Drilling: In this method, a drilling instrument is used to create holes in the injured joint surface. Drilling holes creates blood supply and stimulate growth of new cartilage. Although the method is like microfracture, it is less precise, and the heat produced during drilling may damage other tissues.
Abrasion Arthroplasty: High speed metal-like object is used to remove the damaged cartilage. This procedure is performed using an arthroscope.
Osteochondral Autograft Transplantation: Healthy cartilage tissue (graft) is taken from the bone that bears less weight and is transferred to the injured joint place. This method is used for smaller cartilage defects.
Osteochondral Allograft Transplantation: A cartilage tissue (graft) is taken from a donor and transplanted to the site of the injury. Allograft technique is recommended if larger part of cartilage is damaged.

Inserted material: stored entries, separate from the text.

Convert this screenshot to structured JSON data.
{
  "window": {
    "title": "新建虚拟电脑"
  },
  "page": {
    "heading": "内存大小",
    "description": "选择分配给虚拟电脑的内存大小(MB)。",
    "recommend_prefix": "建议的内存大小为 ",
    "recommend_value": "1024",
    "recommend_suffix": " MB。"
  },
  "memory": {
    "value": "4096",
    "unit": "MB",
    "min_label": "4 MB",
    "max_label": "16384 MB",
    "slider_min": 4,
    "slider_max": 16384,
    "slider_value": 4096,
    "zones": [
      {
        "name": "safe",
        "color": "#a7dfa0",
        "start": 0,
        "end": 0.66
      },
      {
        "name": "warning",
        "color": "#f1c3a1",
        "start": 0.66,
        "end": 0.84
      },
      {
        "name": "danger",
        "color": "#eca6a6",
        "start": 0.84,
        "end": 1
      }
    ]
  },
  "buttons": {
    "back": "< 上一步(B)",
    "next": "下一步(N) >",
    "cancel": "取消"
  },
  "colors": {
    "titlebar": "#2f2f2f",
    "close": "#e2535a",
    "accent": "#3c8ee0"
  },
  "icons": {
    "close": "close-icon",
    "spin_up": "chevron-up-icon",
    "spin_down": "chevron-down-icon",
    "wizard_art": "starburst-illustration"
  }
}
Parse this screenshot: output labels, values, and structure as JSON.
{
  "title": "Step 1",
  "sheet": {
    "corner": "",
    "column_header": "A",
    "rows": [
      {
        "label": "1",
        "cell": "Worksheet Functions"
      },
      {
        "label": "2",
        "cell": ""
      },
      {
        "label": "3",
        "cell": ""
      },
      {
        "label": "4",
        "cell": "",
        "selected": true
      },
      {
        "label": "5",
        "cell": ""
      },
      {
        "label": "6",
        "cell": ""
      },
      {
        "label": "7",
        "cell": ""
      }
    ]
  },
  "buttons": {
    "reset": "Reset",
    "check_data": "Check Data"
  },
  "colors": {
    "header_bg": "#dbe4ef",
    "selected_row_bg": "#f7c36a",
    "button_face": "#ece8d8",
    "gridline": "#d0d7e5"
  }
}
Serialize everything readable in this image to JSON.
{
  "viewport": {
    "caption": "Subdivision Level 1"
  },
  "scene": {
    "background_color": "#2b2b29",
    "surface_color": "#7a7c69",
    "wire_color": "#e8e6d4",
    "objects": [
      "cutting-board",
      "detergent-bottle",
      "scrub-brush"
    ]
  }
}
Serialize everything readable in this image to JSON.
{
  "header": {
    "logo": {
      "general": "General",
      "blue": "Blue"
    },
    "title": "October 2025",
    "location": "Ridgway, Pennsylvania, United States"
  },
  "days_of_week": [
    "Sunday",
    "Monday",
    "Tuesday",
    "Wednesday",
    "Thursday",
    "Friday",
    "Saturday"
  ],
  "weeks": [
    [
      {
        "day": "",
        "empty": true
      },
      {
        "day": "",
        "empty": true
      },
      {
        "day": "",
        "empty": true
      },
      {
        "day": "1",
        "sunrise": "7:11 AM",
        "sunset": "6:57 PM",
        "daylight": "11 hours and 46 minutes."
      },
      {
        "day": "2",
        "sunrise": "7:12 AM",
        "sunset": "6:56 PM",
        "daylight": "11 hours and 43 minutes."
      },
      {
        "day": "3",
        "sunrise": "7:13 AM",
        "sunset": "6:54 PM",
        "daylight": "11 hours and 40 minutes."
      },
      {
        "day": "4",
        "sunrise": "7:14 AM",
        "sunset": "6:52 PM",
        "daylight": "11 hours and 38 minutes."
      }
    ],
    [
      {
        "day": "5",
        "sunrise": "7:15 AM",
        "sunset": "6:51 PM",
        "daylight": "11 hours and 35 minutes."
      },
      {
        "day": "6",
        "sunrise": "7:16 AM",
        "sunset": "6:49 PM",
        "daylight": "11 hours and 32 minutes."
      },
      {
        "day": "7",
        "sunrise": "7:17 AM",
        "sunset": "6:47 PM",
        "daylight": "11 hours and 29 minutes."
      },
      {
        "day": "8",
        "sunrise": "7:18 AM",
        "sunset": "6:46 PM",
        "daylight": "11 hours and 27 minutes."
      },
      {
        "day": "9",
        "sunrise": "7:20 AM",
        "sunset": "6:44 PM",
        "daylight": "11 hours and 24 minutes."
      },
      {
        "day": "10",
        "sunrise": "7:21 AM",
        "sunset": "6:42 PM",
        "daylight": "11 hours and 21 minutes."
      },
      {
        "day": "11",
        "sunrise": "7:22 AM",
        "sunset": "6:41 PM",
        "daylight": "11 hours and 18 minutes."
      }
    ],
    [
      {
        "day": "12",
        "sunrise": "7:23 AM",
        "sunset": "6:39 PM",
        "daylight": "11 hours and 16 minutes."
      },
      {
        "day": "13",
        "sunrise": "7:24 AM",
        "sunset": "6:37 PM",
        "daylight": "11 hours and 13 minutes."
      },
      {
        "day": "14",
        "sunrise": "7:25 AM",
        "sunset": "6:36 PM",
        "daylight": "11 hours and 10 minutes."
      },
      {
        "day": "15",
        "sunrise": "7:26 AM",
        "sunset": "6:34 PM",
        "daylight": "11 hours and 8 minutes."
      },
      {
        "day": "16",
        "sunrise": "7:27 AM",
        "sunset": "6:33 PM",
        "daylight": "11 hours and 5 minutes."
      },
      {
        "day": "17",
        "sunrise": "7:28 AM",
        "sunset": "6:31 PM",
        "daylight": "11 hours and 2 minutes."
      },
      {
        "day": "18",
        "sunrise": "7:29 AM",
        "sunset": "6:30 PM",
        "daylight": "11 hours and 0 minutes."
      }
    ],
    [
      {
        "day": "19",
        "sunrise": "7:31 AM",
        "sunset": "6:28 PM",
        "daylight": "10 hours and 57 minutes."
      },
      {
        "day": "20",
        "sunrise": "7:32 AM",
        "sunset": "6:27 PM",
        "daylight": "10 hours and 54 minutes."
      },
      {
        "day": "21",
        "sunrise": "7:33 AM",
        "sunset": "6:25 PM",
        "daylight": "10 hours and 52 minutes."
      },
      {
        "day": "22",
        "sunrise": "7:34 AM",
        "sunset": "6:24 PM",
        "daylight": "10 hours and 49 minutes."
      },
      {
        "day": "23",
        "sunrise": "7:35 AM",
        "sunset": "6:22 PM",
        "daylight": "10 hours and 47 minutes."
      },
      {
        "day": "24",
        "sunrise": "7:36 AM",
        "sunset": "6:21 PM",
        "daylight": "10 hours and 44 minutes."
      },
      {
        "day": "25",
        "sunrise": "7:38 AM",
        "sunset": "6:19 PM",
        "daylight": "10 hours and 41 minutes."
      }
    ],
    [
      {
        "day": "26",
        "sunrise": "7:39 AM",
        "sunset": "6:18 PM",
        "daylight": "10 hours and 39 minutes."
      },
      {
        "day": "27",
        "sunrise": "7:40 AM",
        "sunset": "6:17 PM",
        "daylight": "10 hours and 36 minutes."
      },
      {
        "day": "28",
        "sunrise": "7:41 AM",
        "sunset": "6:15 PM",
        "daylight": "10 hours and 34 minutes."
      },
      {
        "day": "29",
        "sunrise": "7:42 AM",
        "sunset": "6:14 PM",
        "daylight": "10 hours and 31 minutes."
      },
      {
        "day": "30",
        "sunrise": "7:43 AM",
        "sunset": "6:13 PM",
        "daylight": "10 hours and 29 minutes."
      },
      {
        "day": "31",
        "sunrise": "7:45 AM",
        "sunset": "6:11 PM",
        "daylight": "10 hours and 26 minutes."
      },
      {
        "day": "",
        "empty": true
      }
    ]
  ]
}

Autologous Chondrocyte implantation: In this method, a piece of healthy cartilage from other site is removed using arthroscopic technique and is cultured in laboratory. Cultured cells form a larger patch which is then implanted in the damaged part by open surgery.
Osteoarticular transfer system (OATS): Osteoarticular transfer system (OATS) is a surgical procedure to treat isolated cartilage defects which usually 10 to 20mm in size. The procedure involves transfer of cartilage plugs taken from the non-weight bearing areas of the joint and transferring into the damaged areas of the joint and is not indicated for widespread damage of cartilage as seen in osteoarthritis. The procedure is usually performed using arthroscopy. The area of damaged cartilage is prepared using a coring tool which makes a perfectly round hole in the bone in damage. The hole is drilled to a size that fits the plug. Next the plug of normal cartilage is harvested from a non-weight bearing area of the knee, is then implanted into the hole that was created in the damaged area. The size of the plug used should be slightly larger than the hole so that it fits into the position. This procedure allows the newly implanted bone and cartilage to grow in the defected area. Usually only one or two plugs are transplanted.
Possible complications of OATS such as hemarthrosis, effusion and pain may occur. Following OATS rehabilitation is recommended. This includes the use of crutches and limiting the range of motion.